Movie Review: I’m Still Here
Full disclosure: I went into I’m Still Here not aware, until the credits, that it was not actually a documentary.
The movie follows Joaquin Phoenix as he retires from acting to start his rap career, already a suspected hoax, and the film itself is a mockumentary. However, believing that it was real made it more enjoyable somehow.
Phoenix portrays himself as a simultaneously abrasive and pathetic character, one that you like even as the film laughs at him. In his raw messiness (I frequently got distracted from the movie while staring at the dirty beard apparently eating his face) I marveled both at his narcissism and willingness to let a camera invade his egotism and vulnerability. All this led to priceless moments: Phoenix looking for hookers online, Phoenix being high (90 percent of the movie) and saying to Casey Affleck, his brother-in-law and the film’s director, that “if you speak metaphorically, you have to let me know. Say, ‘Speaking metaphorically,’ or something.” At one point the actor Edward James Olmos tells Phoenix that he is a drop of water on top of a mountain that will fall into a valley and evaporate. Phoenix spends the rest of the film misinterpreting the comment.
Another scene from I’m Still Here shows Phoenix on the David Letterman Show in 2009, an interview so awkward and uncomfortable it reminded me of watching Borat with my parents. (No lie.) After a minute or two of Letterman trying to elicit some reaction out of Phoenix by joking about his beard, while Phoenix appears to be nervous and resentful, Letterman says, “Well I’m sorry you couldn’t be here tonight, Joaquin.” With the first half of the movie spent developing Phoenix as a character, Letterman comes off nosy, elitist and rude (even though Phoenix is the one taking his gum out and sticking it under the table on camera). It makes polite seem fake, and crass seem real.

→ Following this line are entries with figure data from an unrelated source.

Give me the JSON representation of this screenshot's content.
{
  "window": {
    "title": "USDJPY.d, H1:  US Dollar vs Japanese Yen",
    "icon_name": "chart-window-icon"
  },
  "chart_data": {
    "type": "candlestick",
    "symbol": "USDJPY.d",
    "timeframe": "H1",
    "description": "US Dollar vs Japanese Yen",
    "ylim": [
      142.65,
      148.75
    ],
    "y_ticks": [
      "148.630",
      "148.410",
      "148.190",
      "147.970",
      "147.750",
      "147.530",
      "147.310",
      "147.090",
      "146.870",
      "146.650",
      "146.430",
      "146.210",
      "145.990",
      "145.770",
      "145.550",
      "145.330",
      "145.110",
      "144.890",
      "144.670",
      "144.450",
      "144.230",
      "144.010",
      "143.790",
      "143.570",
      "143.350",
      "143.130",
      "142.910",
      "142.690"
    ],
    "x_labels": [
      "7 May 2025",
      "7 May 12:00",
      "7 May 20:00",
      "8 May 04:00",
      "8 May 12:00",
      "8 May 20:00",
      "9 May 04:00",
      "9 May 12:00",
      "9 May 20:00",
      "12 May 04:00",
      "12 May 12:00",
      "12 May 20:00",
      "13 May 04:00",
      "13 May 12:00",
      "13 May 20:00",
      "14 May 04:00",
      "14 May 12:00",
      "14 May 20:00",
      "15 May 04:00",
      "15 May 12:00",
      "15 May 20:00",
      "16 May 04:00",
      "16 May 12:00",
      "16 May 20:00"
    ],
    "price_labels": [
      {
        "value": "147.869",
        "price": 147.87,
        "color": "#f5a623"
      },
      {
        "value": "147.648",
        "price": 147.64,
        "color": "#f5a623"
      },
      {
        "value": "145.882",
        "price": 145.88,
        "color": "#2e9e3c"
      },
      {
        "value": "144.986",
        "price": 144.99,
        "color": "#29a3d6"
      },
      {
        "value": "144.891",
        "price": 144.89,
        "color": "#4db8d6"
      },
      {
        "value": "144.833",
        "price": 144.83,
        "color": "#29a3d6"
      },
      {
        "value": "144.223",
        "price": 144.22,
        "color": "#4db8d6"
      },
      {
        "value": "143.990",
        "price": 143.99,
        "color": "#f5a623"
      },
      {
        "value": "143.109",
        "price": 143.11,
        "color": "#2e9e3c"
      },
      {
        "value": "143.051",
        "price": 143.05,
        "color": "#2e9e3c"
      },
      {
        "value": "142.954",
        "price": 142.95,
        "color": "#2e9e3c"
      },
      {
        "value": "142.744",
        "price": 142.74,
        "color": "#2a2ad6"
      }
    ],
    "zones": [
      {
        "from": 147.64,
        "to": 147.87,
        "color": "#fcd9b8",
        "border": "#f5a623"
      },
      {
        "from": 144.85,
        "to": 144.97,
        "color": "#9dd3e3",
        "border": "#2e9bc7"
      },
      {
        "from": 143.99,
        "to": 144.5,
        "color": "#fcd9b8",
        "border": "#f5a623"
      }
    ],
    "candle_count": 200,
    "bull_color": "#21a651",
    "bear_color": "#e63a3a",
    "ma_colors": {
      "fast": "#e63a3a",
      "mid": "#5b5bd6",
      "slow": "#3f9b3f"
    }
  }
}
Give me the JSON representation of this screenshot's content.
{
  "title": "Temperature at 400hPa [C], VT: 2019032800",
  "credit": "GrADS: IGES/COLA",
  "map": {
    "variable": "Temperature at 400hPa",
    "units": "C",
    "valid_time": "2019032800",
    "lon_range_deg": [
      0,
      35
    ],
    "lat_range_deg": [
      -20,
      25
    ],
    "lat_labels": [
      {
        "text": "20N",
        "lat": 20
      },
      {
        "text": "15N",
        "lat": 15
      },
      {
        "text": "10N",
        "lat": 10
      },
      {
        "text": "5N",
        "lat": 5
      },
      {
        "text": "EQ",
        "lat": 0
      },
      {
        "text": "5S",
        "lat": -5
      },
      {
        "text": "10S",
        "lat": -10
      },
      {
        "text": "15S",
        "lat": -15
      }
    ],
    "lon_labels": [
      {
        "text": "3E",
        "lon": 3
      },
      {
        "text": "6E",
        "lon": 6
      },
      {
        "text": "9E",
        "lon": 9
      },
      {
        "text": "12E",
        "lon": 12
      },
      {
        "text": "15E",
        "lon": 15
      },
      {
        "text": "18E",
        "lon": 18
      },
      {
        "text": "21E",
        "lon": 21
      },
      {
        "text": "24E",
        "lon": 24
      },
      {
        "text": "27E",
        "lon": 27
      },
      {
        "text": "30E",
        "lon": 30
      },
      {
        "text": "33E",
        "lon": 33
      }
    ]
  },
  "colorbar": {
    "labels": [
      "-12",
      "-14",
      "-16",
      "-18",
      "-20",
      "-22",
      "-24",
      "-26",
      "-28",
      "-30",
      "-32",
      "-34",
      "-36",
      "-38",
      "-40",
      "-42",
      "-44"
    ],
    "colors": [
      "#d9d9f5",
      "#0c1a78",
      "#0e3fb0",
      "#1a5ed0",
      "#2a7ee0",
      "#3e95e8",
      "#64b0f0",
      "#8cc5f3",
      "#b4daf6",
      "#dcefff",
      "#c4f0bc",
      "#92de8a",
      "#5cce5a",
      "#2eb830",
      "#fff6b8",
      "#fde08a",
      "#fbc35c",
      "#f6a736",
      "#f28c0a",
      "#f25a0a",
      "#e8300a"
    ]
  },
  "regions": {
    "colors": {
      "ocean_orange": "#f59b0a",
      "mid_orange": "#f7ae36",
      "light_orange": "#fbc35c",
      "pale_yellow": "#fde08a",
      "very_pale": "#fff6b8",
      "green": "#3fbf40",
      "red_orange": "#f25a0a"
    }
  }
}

Aside from questions of real or fake, here or not here, I’m Still Here has terrible sound quality (an attempt to convince the audience that it’s a legit documentary?), but a large part of the sound problems come from Phoenix’s voice. When he talks, it all runs together, and when he raps it’s unintelligible, which might have been a good thing considering the lyrics I could make out (“Compli … cations, compli … f***ing … cations” and a frequent “I’m still here … b****”).
The ending, which hits a strangely sincere note after two hours of mockumentary, stopped me from feeling misled when the credits rolled. And I left the theater feeling like I had been subjected to either an experiment or performance art. Despite the publicity stunt, the movie is interesting enough to stand on its own.